If you go to the eHealthInsurance.com Web site, which links to hundreds of insurance plans across the country, you will find
many individual health insurance policies offered at seemingly affordable prices. A recent search found policies available
for a 25-year-old man in Evergreen, Colo., for as little as $45 a month. But unless you are also 25 years old and in perfect
health don't bet on getting such a policy.
"It's true that the advertised prices for many individual policies in many states are eye-poppingly low," says Karen Pollitz,
a research professor who heads projects on individual health insurance at the Georgetown University Health Policy Institute.
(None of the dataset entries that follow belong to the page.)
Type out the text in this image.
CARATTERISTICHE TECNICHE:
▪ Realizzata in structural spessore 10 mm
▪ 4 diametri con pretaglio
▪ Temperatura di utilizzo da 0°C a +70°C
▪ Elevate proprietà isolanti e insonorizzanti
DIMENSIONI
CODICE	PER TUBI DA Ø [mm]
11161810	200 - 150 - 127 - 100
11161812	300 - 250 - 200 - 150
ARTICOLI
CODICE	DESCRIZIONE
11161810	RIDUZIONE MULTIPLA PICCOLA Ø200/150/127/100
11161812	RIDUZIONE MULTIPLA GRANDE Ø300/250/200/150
"The policies often cover very little: $5,000 deductibles, four doctor visits a year, no drugs."
Our survey found that the median out-of-pocket medical expenses for the past 12 months were $2,264 for those with individual
health insurance policies vs. $973 for people with employer-based plans.
And anyone with a pre-existing condition who has an individual health insurance policy must pay whatever rate the company
charges. Although it is illegal in all states to kick people out of insurance plans if they become ill, in most states insurance
companies are allowed to increase rates for individual health insurance policies as much as they need to cover the plan's
medical costs, plus a reasonable profit.
Companies also control their risk by using a maneuver known as closing a block or book of business. They stop accepting new
customers in a plan, which kicks off a process known as a "death spiral."
Even if everyone in an insurance plan starts out relatively healthy, as time goes on, people get sick, and the cost to insure
them rises. Once the pool is closed, costs for the remaining members rise inexorably. Healthier members find cheaper plans,
but sicker ones are effectively forced out because they can't afford coverage.
Once that process gets going, premiums on individual health insurance policies can rise at a breathtaking rate. Jesse Paul,
59, an Indianapolis lawyer, paid $25.50 a month for his individual, $100- deductible Prudential major medical policy when
he took it out in 1980. Premiums rose steadily for years but at a pace that Paul deemed "rational in terms of medical costs."
In 2003 the premium shot up from about $1,200 to about $1,900 a month at renewal.
When Paul complained to the state insurance department, he learned that the policy had been closed to new entrants for years,
that he was one of only 400 to 600 customers left in the state, and that the premium increase was permissible under Indiana
law. Paul reached his breaking point when he got his latest renewal notice in August; the monthly premium was now $4,284.
He quickly found out he was uninsurable on the private market because he took medications for high blood pressure, high cholesterol,
and allergies. He is now insured by the Indiana high- risk pool for a premium of $650 a month.